SOUTH AFRICA – South African Breweries, a Johannesburg-based subsidiary of Anheuser-Busch InBev, has reportedly objected the Heineken’s takeover of Distell, questioning the strength of Heineken’s Strongbow brand and would prefer to see Distell sell off cider brands like Hunter’s or Savanna as part of the deal.

According to South African news outlet News24, the SAB presented its opposition at a hearing at the Competition Tribunal into the deal.

The company argued that the deal will result in the removal of an effective competitor in South Africa. SAB planned to give its evidence on Thursday following raising questions about the effectiveness of the sale of Strongbow.

The deal – announced in November 2021–received South Africa’s Competition Commission’s clearance in September on the condition Heineken sells its Strongbow cider business in South Africa and other countries that are members of the Southern African Customs Union.

Strongbow competes with Distell’s Hunter’s Dry and Savanna brands in the South African market, which led the Competition Commission to rule that the merged entity will have a significant market share, “substantially” lessening competition in the cider and flavored alcoholic beverages markets.

The commission and the merging parties agreed the sale of Strongbow shall be to “a credible and majority black-owned business” to promote new entry and transformation.

During the hearing on Wednesday, Jerome Wilson SC, acting on behalf of Heineken and Distell, reportedly said: “it is entirely unclear what interest SAB has, apart from the obvious interest in seeking to delay or frustrate the approval of the transaction”.

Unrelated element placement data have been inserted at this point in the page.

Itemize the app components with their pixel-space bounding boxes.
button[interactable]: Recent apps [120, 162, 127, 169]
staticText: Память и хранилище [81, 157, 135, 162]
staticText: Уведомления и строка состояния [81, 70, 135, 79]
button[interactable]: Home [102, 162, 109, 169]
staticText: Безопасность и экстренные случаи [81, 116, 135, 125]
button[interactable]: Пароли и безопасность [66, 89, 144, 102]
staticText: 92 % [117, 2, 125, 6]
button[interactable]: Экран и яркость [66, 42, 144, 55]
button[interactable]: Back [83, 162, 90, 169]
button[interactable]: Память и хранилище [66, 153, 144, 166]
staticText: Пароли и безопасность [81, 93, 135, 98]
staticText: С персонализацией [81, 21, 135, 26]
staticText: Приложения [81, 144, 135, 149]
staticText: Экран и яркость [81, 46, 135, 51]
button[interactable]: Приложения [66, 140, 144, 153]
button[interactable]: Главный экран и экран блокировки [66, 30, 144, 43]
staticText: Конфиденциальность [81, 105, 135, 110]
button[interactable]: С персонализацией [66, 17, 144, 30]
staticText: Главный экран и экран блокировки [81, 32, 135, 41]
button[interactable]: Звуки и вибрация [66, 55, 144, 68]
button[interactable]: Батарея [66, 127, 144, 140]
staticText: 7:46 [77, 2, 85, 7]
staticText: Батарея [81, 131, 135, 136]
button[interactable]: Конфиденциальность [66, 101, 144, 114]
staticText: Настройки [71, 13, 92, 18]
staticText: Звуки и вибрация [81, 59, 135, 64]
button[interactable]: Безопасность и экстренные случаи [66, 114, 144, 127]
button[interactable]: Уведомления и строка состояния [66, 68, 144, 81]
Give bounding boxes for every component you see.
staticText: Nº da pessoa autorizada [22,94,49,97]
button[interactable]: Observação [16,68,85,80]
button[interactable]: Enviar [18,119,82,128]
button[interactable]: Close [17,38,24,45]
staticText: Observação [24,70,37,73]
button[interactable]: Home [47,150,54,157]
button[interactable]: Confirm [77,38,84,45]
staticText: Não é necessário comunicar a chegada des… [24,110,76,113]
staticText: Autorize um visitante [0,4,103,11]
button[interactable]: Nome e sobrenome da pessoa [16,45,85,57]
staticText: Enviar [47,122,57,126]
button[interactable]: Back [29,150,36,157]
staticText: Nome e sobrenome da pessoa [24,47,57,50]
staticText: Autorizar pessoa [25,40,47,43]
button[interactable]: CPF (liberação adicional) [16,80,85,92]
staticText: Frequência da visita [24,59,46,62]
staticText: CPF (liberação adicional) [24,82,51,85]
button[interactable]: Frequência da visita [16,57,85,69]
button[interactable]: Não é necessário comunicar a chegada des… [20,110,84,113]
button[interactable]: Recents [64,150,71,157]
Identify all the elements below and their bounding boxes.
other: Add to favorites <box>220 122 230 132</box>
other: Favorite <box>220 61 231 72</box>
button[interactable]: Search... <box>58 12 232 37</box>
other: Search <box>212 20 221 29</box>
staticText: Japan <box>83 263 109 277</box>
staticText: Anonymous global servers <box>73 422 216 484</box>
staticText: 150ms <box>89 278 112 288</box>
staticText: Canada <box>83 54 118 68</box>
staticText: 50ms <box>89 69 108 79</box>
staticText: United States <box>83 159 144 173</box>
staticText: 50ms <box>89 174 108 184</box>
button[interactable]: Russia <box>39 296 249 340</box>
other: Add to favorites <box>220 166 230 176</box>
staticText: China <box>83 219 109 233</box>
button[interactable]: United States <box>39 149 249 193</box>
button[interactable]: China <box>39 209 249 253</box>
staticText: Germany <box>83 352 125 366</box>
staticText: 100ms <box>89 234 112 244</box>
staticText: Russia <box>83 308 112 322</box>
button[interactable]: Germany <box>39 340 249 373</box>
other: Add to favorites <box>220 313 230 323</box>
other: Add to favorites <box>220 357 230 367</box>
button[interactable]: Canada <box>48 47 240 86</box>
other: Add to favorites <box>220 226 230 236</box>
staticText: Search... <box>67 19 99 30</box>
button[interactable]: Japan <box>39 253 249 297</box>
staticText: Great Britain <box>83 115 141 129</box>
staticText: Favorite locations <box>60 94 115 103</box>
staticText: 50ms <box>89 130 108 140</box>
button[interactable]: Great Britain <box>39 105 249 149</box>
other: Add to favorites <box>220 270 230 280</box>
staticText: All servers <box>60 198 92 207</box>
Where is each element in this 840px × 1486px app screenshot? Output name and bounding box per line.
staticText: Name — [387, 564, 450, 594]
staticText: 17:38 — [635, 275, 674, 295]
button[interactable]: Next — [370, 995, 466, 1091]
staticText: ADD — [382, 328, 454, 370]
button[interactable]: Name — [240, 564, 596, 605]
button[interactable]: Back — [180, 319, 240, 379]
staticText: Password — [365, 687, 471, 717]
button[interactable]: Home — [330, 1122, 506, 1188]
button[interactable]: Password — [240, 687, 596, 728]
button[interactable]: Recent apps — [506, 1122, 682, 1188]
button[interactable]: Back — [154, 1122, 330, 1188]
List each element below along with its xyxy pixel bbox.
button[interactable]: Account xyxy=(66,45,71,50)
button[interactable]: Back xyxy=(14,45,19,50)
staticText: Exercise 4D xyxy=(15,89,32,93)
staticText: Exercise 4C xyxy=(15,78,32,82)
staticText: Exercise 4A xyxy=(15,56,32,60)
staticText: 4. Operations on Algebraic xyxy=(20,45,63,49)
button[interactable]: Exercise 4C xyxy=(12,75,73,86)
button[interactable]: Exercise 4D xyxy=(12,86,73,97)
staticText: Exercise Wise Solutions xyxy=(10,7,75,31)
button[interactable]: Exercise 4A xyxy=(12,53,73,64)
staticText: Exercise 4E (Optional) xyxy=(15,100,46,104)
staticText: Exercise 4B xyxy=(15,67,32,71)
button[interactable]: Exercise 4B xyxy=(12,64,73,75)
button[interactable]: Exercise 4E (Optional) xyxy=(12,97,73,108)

“SAB would prefer that the merger parties offer up other brands in the flavored alcoholic beverages (FAB) sector. The merger parties argue that the Tribunal must consider whether this is outweighed by the considerable public interest benefits of the transaction.”

Wilson further stated that the proposed merger is overwhelmingly positive for competition, justifying that the primary intention behind the merger is to enable Heineken and Distell to be able to compete more effectively with the leviathan in alcoholic beverages–AB InBev (SAB).

He underscored the merger entails the coming together of complementary product portfolios, distribution, and other arrangements, and will unlock economies of scale and scope to enable the merger parties to compete more effectively with AB InBev’s brands.

Under the acquisition terms of the agreement, between the merging parties with the DTIC, Heineken agreed to R10 billion (US$586m) over five years to maintain and grow the productive operations in SA, as well as an employee share ownership scheme that would transfer more than R3 billion equity to its local workers.

Other investments include establishing a R400 million supplier development fund to invest in small businesses, a R200 million (US$11.7m) contribution to promote localization and growth initiatives within the country, and invest R175 million (US$10.26m) in a tavern transformation programme to create safe, responsible and sustainable businesses with a positive impact on consumers and society.

Further to that, there will be the establishment of an Innovation, Research, and Development Hub for the African region based in South Africa within five years.